July 20, 2006

Can you be a romantic academic?

Can you remember why?

It makes me sad to think how little those motives will be acknowledged if they go on to graduate school. They will probably go for the wrong reasons: to continue their experience as undergraduates. They are romantics who must suddenly become realpolitikers. Maybe that's why most drop out before they complete their doctorates. Those who stay have political commitments (and probably come from undergraduate programs where those commitments are encouraged early), or they develop them as graduate students, or they feign or exaggerate them to get through.

For me, it's strange and wonderful, after receiving tenure, to be able to rediscover my undergraduate self, to nurture in my students the motives that drew me to graduate school in the first place.
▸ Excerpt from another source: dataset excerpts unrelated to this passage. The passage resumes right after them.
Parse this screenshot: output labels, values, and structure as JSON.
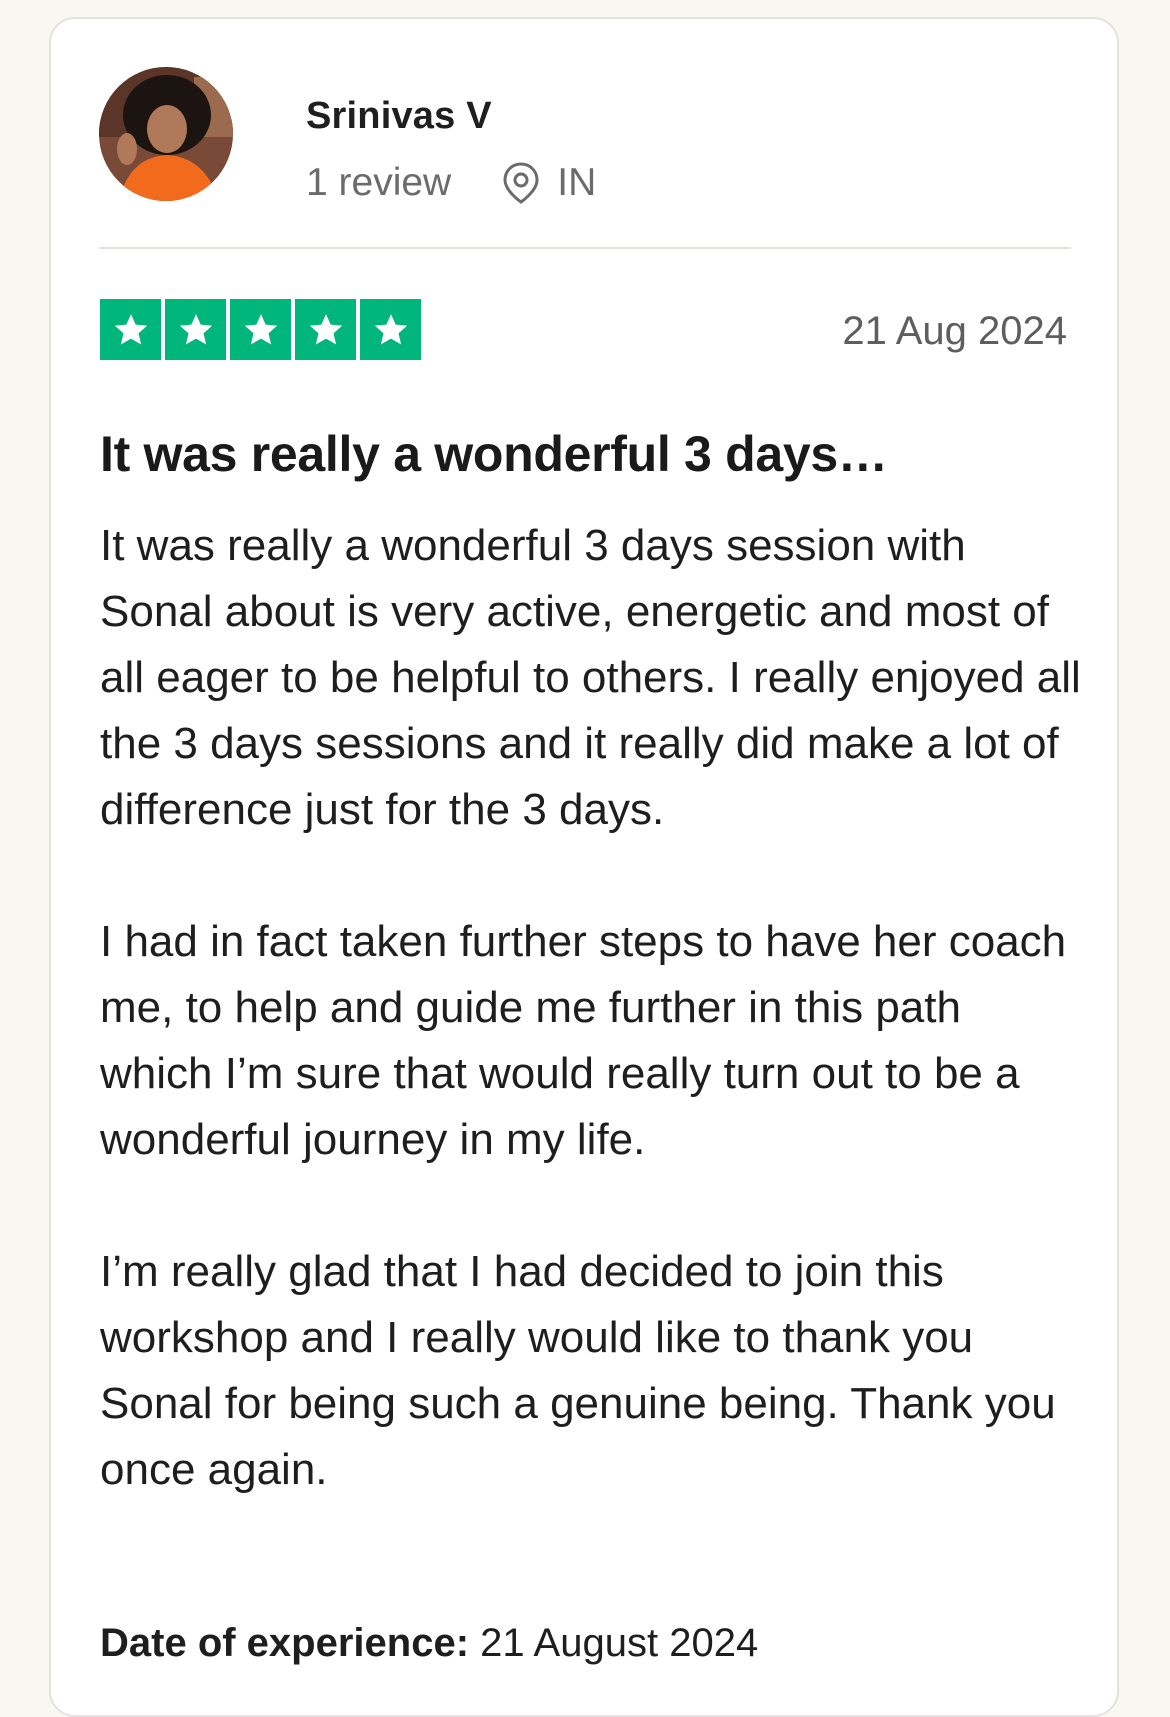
{
  "review": {
    "reviewer": {
      "name": "Srinivas V",
      "review_count": "1 review",
      "country": "IN"
    },
    "rating": 5,
    "rating_color": "#00b67a",
    "date": "21 Aug 2024",
    "title": "It was really a wonderful 3 days…",
    "paragraphs": [
      "It was really a wonderful 3 days session with Sonal about is very active, energetic and most of all eager to be helpful to others. I really enjoyed all the 3 days sessions and it really did make a lot of difference just for the 3 days.",
      "I had in fact taken further steps to have her coach me, to help and guide me further in this path which I’m sure that would really turn out to be a wonderful journey in my life.",
      "I’m really glad that I had decided to join this workshop and I really would like to thank you Sonal for being such a genuine being. Thank you once again."
    ],
    "experience_label": "Date of experience:",
    "experience_date": "21 August 2024"
  }
}
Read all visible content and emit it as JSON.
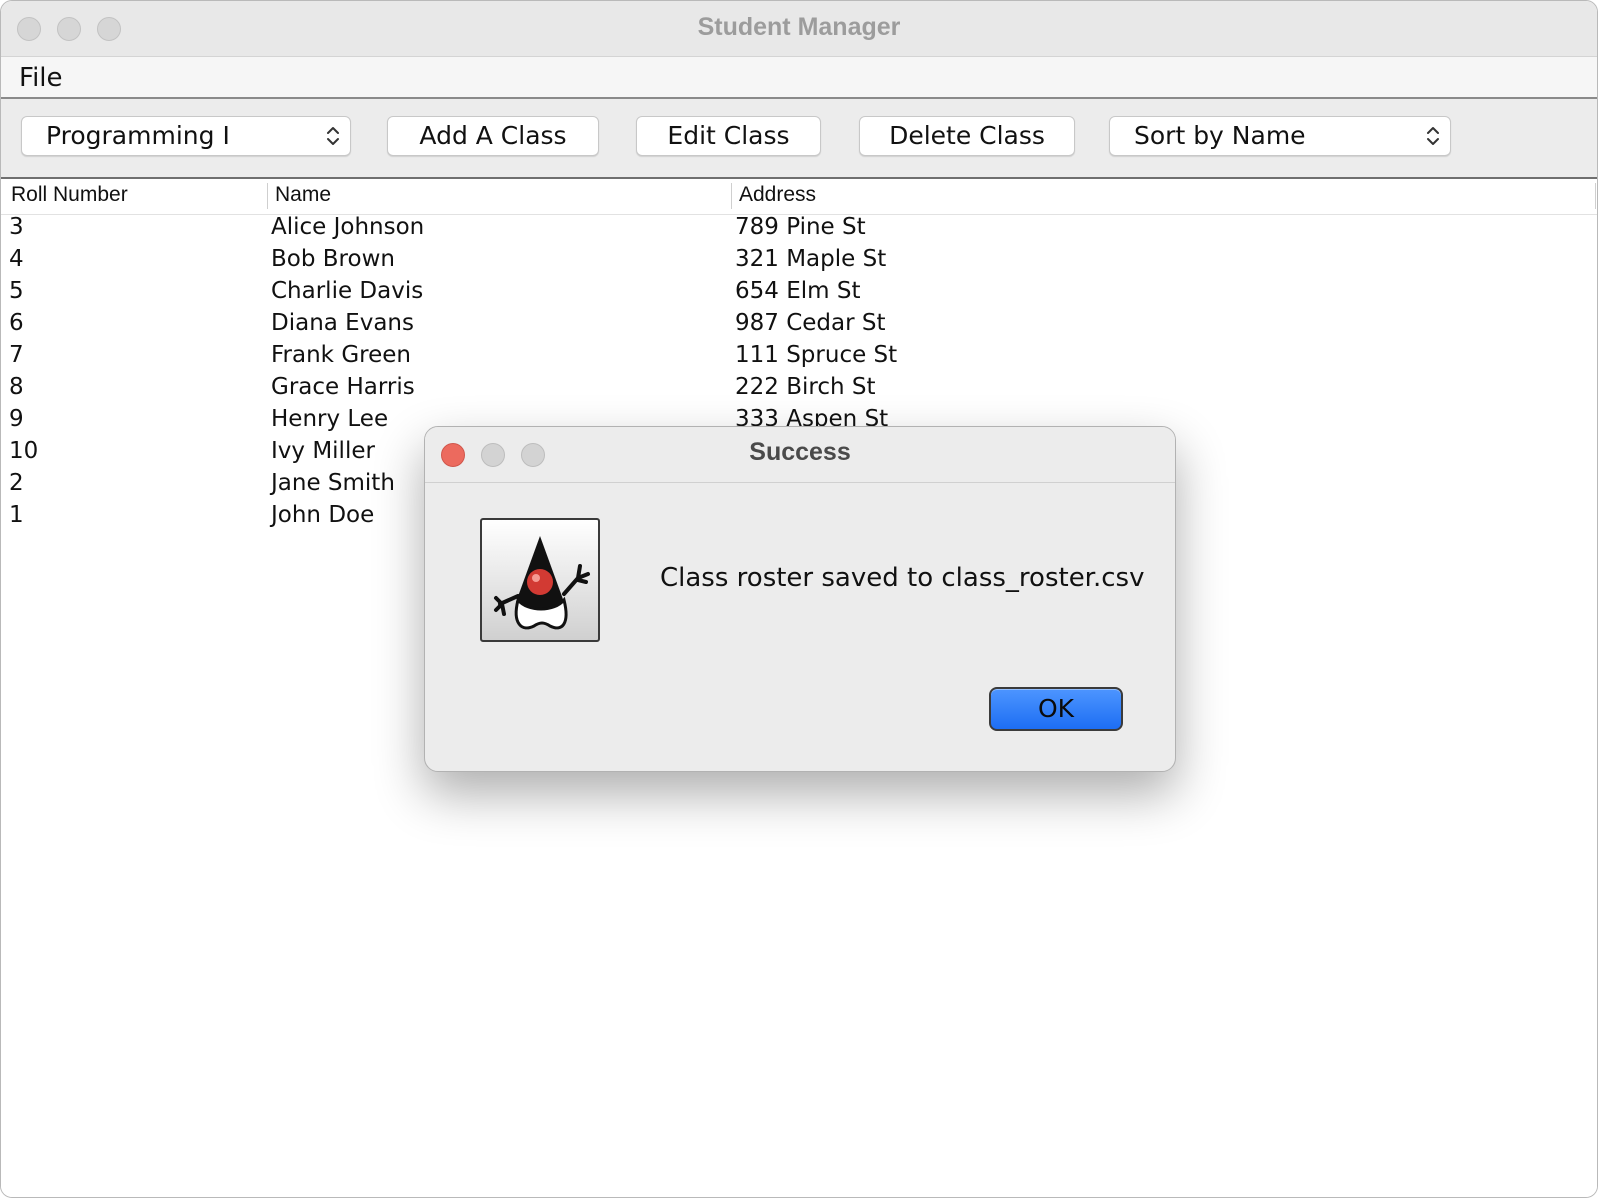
{
  "window": {
    "title": "Student Manager"
  },
  "menu": {
    "file": "File"
  },
  "toolbar": {
    "class_select_value": "Programming I",
    "add_class": "Add A Class",
    "edit_class": "Edit Class",
    "delete_class": "Delete Class",
    "sort_select_value": "Sort by Name"
  },
  "table": {
    "columns": [
      "Roll Number",
      "Name",
      "Address"
    ],
    "rows": [
      {
        "roll": "3",
        "name": "Alice Johnson",
        "address": "789 Pine St"
      },
      {
        "roll": "4",
        "name": "Bob Brown",
        "address": "321 Maple St"
      },
      {
        "roll": "5",
        "name": "Charlie Davis",
        "address": "654 Elm St"
      },
      {
        "roll": "6",
        "name": "Diana Evans",
        "address": "987 Cedar St"
      },
      {
        "roll": "7",
        "name": "Frank Green",
        "address": "111 Spruce St"
      },
      {
        "roll": "8",
        "name": "Grace Harris",
        "address": "222 Birch St"
      },
      {
        "roll": "9",
        "name": "Henry Lee",
        "address": "333 Aspen St"
      },
      {
        "roll": "10",
        "name": "Ivy Miller",
        "address": ""
      },
      {
        "roll": "2",
        "name": "Jane Smith",
        "address": ""
      },
      {
        "roll": "1",
        "name": "John Doe",
        "address": ""
      }
    ]
  },
  "dialog": {
    "title": "Success",
    "icon": "java-duke-icon",
    "message": "Class roster saved to class_roster.csv",
    "ok": "OK"
  },
  "colors": {
    "accent_button": "#1d6ef3",
    "close_button": "#ec6a5e"
  }
}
The problem is you can't get to where I am now without going through a decade or more of immersion in a highly politicized and anti-literary academic culture. You have to spend so many years conforming that, by the time freedom presents itself, you don't know why you became an English major in the first place. You might even have contempt for your seemingly naïve students, who represent the self that you had to repress in order to be a professional.

It is not that I want to privilege some form of literary dilettantism as a substitute for professionalism. I simply want to demonstrate that the reasons most people get into English are different from the motives that will make them successful in graduate school and in professional life beyond that. They must, ultimately, purge themselves of the romantic motives that drew them to English in the first place - or pretend to do so. If you want to be a literary professional, you must say goodbye to Mr. Keating.

You may be teaching English, but in many academic positions (and certainly in the mainstream of academic publishing), you'll have to fulfill your emotional life in other ways, probably in secret, the way some people sing along with Barry Manilow in their cars.

Or, by the time you get there, if you get there, can you remember how?

Via Dan Drezner.

Posted by binky at July 20, 2006 03:43 PM | TrackBack | Posted to The Academy


Comments

i have pangs about so many roads i didn't follow, but not about declining to pursue an advanced degree in literature. it seemed like a bad idea then -- for me, to be clear; to those who have the intestinal fortitude, i bid godspeed -- and in over a decade i haven't yet seen anything to convince me i was wrong, or misapprehended the circumstance i was avoiding at all.

and the conceit of the narrative rings true -- i did measure the prospect of grad school against my undergraduate experience -- reading books because i loved to read books, talking about books because it enhanced my pleasure in reading books, then reading and re-reading other books in light of what i'd learned. it seems like there's precious little book-reading that goes on in the literary academy, until about four months before comps.